多模态数据集正变得越来越普遍,特别是在医疗保健等领域,这些记录通常同时包含视觉数据(如放射扫描)和伴随文本(如临床笔记)。现实世界的数据集也往往存在噪声,信息不完整或缺失,这使得同时分析多种模态变得至关重要。

本指南聚焦于一个客户服务用例:评估可能包含照片和书面评价的客户反馈。您将学习如何合成生成图像和文本输入,使用文件搜索进行上下文检索,并应用Evals API来评估整合图像理解如何影响整体性能。


概述


目录

  1. 安装与依赖项
  2. 示例生成
  3. 数据处理
    • 加载合成数据集
    • 合并数据
  4. 填充向量存储
    • 上传文件搜索所需的数据
    • 设置属性过滤器
  5. 检索与过滤
    • 测试检索性能
    • 应用基于属性的过滤器
  6. 评估与分析
    • 将预测结果与真实值进行对比
    • 分析性能指标
%pip install openai evals pandas numpy matplotlib tqdm ipython --upgrade --quiet
import base64
from io import BytesIO
import os
from pathlib import Path

import matplotlib.pyplot as plt
import numpy as np
import pandas as pd
from openai import OpenAI
from IPython.display import display, Image
from tqdm.notebook import tqdm

cache_dir = Path('.local_cache')
cache_dir.mkdir(parents=True, exist_ok=True)

client = OpenAI()

示例生成

为机器学习任务生成高质量的训练和评估数据可能成本高昂且耗时。合成数据提供了一种实用且可扩展的替代方案。在本笔记本中,OpenAI Image API用于生成合成图像,而Responses API则用于创建合成文本,从而实现跨模态任务的高效原型设计和实验。
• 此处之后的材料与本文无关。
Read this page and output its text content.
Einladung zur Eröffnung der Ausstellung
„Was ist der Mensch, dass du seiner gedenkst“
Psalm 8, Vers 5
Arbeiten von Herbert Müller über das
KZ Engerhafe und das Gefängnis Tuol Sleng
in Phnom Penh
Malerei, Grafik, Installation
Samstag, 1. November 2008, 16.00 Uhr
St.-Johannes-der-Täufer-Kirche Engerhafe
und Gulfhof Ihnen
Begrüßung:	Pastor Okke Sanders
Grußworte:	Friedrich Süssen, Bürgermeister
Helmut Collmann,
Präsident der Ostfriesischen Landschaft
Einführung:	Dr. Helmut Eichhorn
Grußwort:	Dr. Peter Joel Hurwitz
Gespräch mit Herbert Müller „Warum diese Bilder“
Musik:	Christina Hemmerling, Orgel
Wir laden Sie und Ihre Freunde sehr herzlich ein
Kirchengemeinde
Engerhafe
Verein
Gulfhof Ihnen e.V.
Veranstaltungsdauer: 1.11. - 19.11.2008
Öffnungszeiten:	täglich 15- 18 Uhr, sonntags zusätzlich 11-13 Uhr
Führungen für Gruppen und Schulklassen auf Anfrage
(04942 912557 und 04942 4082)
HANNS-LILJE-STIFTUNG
prompt = ("Gourmet pasta neatly plated with garnish and sides on a white ceramic plate, "
          "photographed from above on a restaurant table. Soft shadows and vibrant colors.")
cache_path = f".local_cache/{hash(prompt)}.png"
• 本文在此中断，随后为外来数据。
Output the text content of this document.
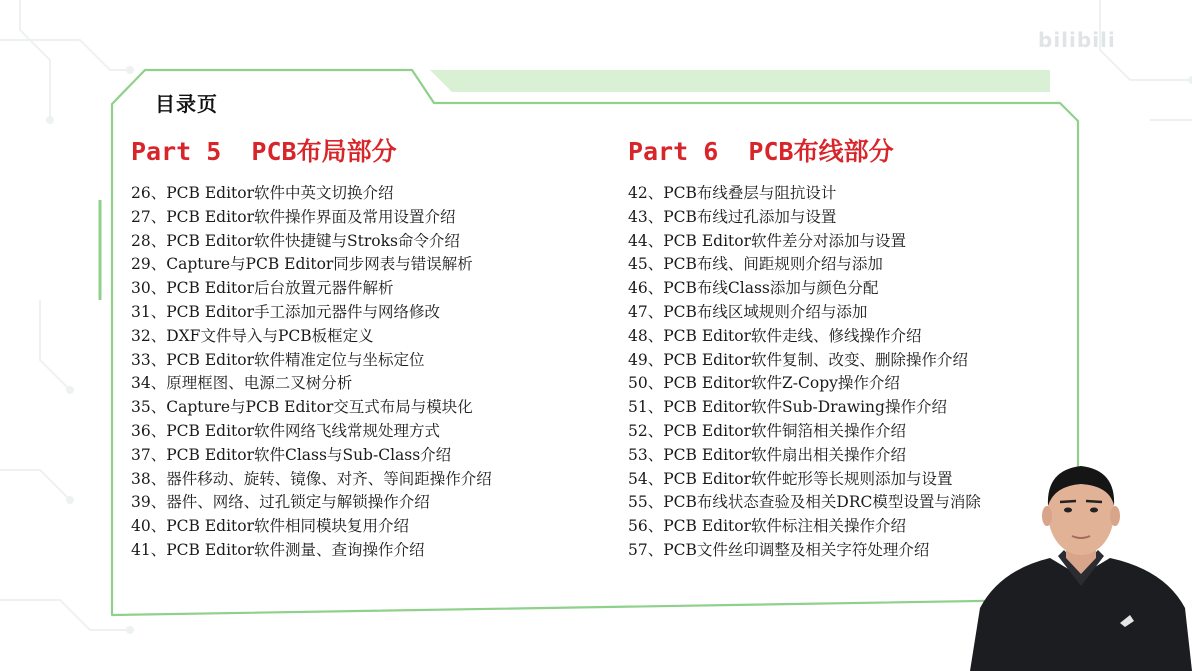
bilibili
目录页
Part 5  PCB布局部分
26、PCB Editor软件中英文切换介绍
27、PCB Editor软件操作界面及常用设置介绍
28、PCB Editor软件快捷键与Stroks命令介绍
29、Capture与PCB Editor同步网表与错误解析
30、PCB Editor后台放置元器件解析
31、PCB Editor手工添加元器件与网络修改
32、DXF文件导入与PCB板框定义
33、PCB Editor软件精准定位与坐标定位
34、原理框图、电源二叉树分析
35、Capture与PCB Editor交互式布局与模块化
36、PCB Editor软件网络飞线常规处理方式
37、PCB Editor软件Class与Sub-Class介绍
38、器件移动、旋转、镜像、对齐、等间距操作介绍
39、器件、网络、过孔锁定与解锁操作介绍
40、PCB Editor软件相同模块复用介绍
41、PCB Editor软件测量、查询操作介绍
Part 6  PCB布线部分
42、PCB布线叠层与阻抗设计
43、PCB布线过孔添加与设置
44、PCB Editor软件差分对添加与设置
45、PCB布线、间距规则介绍与添加
46、PCB布线Class添加与颜色分配
47、PCB布线区域规则介绍与添加
48、PCB Editor软件走线、修线操作介绍
49、PCB Editor软件复制、改变、删除操作介绍
50、PCB Editor软件Z-Copy操作介绍
51、PCB Editor软件Sub-Drawing操作介绍
52、PCB Editor软件铜箔相关操作介绍
53、PCB Editor软件扇出相关操作介绍
54、PCB Editor软件蛇形等长规则添加与设置
55、PCB布线状态查验及相关DRC模型设置与消除
56、PCB Editor软件标注相关操作介绍
57、PCB文件丝印调整及相关字符处理介绍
if not os.path.exists(cache_path):
    response = client.images.generate(
        model="gpt-image-1",
        prompt=prompt,
        size="1024x1024"
    )
    
    with open(cache_path, "wb") as f:
        f.write(base64.b64decode(response.data[0].b64_json))
    print(f"Generated and cached: {cache_path}")

else:
    print(f"Loading from cache: {cache_path}")
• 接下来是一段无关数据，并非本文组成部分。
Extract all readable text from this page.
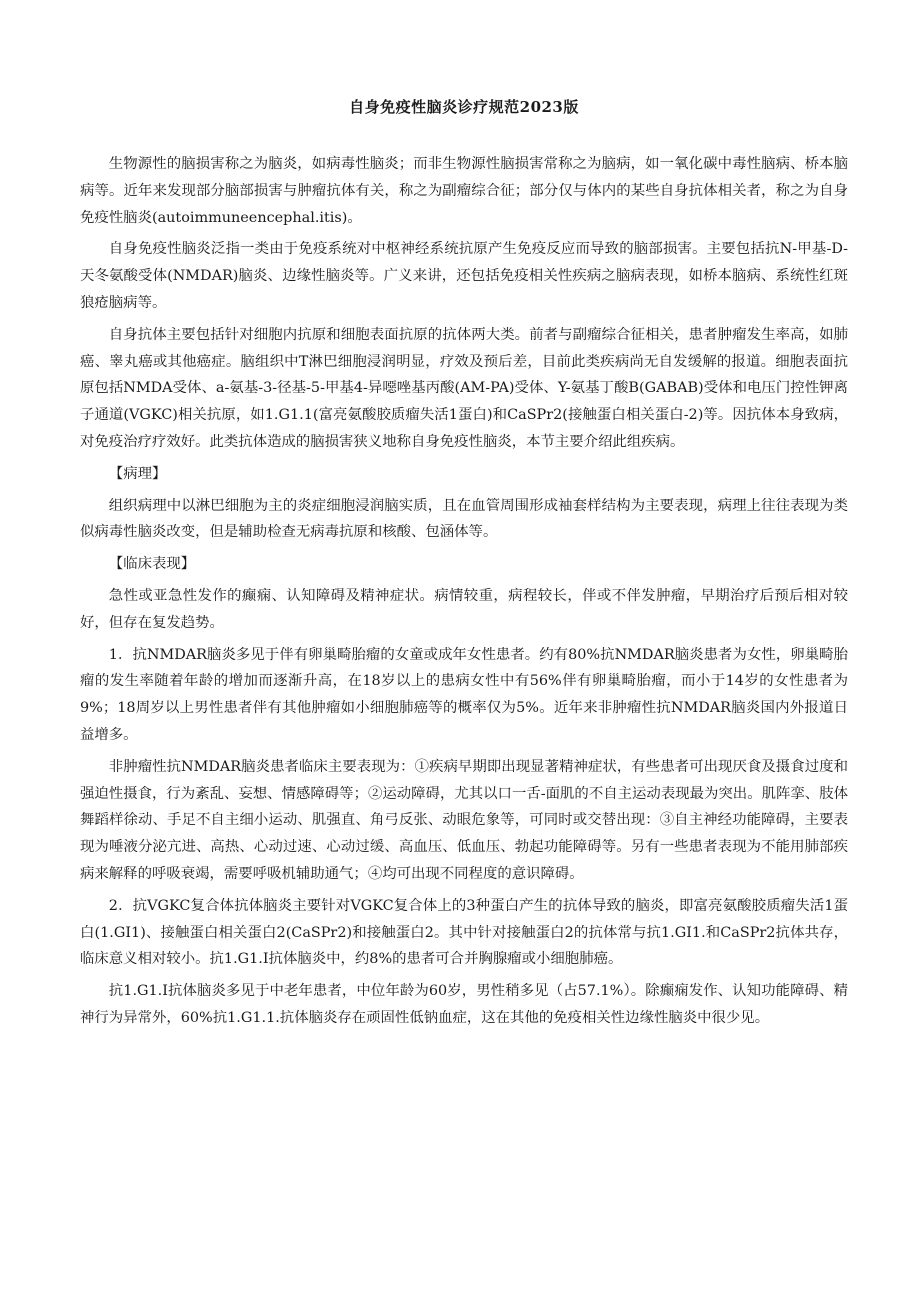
自身免疫性脑炎诊疗规范2023版

生物源性的脑损害称之为脑炎，如病毒性脑炎；而非生物源性脑损害常称之为脑病，如一氧化碳中毒性脑病、桥本脑病等。近年来发现部分脑部损害与肿瘤抗体有关，称之为副瘤综合征；部分仅与体内的某些自身抗体相关者，称之为自身免疫性脑炎(autoimmuneencephal.itis)。

自身免疫性脑炎泛指一类由于免疫系统对中枢神经系统抗原产生免疫反应而导致的脑部损害。主要包括抗N-甲基-D-天冬氨酸受体(NMDAR)脑炎、边缘性脑炎等。广义来讲，还包括免疫相关性疾病之脑病表现，如桥本脑病、系统性红斑狼疮脑病等。

自身抗体主要包括针对细胞内抗原和细胞表面抗原的抗体两大类。前者与副瘤综合征相关，患者肿瘤发生率高，如肺癌、睾丸癌或其他癌症。脑组织中T淋巴细胞浸润明显，疗效及预后差，目前此类疾病尚无自发缓解的报道。细胞表面抗原包括NMDA受体、a-氨基-3-径基-5-甲基4-异噁唑基丙酸(AM-PA)受体、Y-氨基丁酸B(GABAB)受体和电压门控性钾离子通道(VGKC)相关抗原，如1.G1.1(富亮氨酸胶质瘤失活1蛋白)和CaSPr2(接触蛋白相关蛋白-2)等。因抗体本身致病，对免疫治疗疗效好。此类抗体造成的脑损害狭义地称自身免疫性脑炎，本节主要介绍此组疾病。

【病理】

组织病理中以淋巴细胞为主的炎症细胞浸润脑实质，且在血管周围形成袖套样结构为主要表现，病理上往往表现为类似病毒性脑炎改变，但是辅助检查无病毒抗原和核酸、包涵体等。

【临床表现】

急性或亚急性发作的癫痫、认知障碍及精神症状。病情较重，病程较长，伴或不伴发肿瘤，早期治疗后预后相对较好，但存在复发趋势。

1．抗NMDAR脑炎多见于伴有卵巢畸胎瘤的女童或成年女性患者。约有80%抗NMDAR脑炎患者为女性，卵巢畸胎瘤的发生率随着年龄的增加而逐渐升高，在18岁以上的患病女性中有56%伴有卵巢畸胎瘤，而小于14岁的女性患者为9%；18周岁以上男性患者伴有其他肿瘤如小细胞肺癌等的概率仅为5%。近年来非肿瘤性抗NMDAR脑炎国内外报道日益增多。

非肿瘤性抗NMDAR脑炎患者临床主要表现为：①疾病早期即出现显著精神症状，有些患者可出现厌食及摄食过度和强迫性摄食，行为紊乱、妄想、情感障碍等；②运动障碍，尤其以口一舌-面肌的不自主运动表现最为突出。肌阵挛、肢体舞蹈样徐动、手足不自主细小运动、肌强直、角弓反张、动眼危象等，可同时或交替出现：③自主神经功能障碍，主要表现为唾液分泌亢进、高热、心动过速、心动过缓、高血压、低血压、勃起功能障碍等。另有一些患者表现为不能用肺部疾病来解释的呼吸衰竭，需要呼吸机辅助通气；④均可出现不同程度的意识障碍。

2．抗VGKC复合体抗体脑炎主要针对VGKC复合体上的3种蛋白产生的抗体导致的脑炎，即富亮氨酸胶质瘤失活1蛋白(1.GI1)、接触蛋白相关蛋白2(CaSPr2)和接触蛋白2。其中针对接触蛋白2的抗体常与抗1.GI1.和CaSPr2抗体共存，临床意义相对较小。抗1.G1.I抗体脑炎中，约8%的患者可合并胸腺瘤或小细胞肺癌。

抗1.G1.I抗体脑炎多见于中老年患者，中位年龄为60岁，男性稍多见（占57.1%）。除癫痫发作、认知功能障碍、精神行为异常外，60%抗1.G1.1.抗体脑炎存在顽固性低钠血症，这在其他的免疫相关性边缘性脑炎中很少见。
display(Image(filename=cache_path))
def generate_food_delivery_review(sentiment: str = 'positive') -> str:
    """
    Generate a synthetic food delivery review with the specified sentiment.
    
    Args:
        sentiment: An adjective such as 'positive' or 'negative'.
    
    Returns:
        Generated review text
    """
    prompt = "Write a very concise, realistic customer review for a recent food delivery."
    prompt += f" The review should reflect a {sentiment} experience."
    
    response = client.responses.create(
        model="gpt-4.1",
        input=[{"role": "user", "content": prompt}]
    )
    return response.output_text


review = generate_food_delivery_review()
print(review)

数据处理

在本示例中,我们将使用一个预生成的客户反馈合成数据集,其中包含短文本片段、客户评论中的图片,偶尔还会出现多模态组合条目。您也可以使用上文提供的示例生成自己的合成数据集,以使数据更贴合您的具体使用场景。

# Download the dataset
! mkdir -p .local_cache/images
! wget https://raw.githubusercontent.com/robtinn/image_understanding_rag_dataset/main/data/df.csv -O .local_cache/df.csv


! wget https://raw.githubusercontent.com/robtinn/image_understanding_rag_dataset/main/data/images/1.png -O .local_cache/images/1.png
! wget https://raw.githubusercontent.com/robtinn/image_understanding_rag_dataset/main/data/images/2.png -O .local_cache/images/2.png
! wget https://raw.githubusercontent.com/robtinn/image_understanding_rag_dataset/main/data/images/3.png -O .local_cache/images/3.png
! wget https://raw.githubusercontent.com/robtinn/image_understanding_rag_dataset/main/data/images/4.png -O .local_cache/images/4.png
! wget https://raw.githubusercontent.com/robtinn/image_understanding_rag_dataset/main/data/images/5.png -O .local_cache/images/5.png
! wget https://raw.githubusercontent.com/robtinn/image_understanding_rag_dataset/main/data/images/6.png -O .local_cache/images/6.png
! wget https://raw.githubusercontent.com/robtinn/image_understanding_rag_dataset/main/data/images/7.png -O .local_cache/images/7.png
def encode_image(image_path: str) -> str:
    """Encode image file to base64 string."""
    with open(image_path, "rb") as f:
        return base64.b64encode(f.read()).decode("utf-8")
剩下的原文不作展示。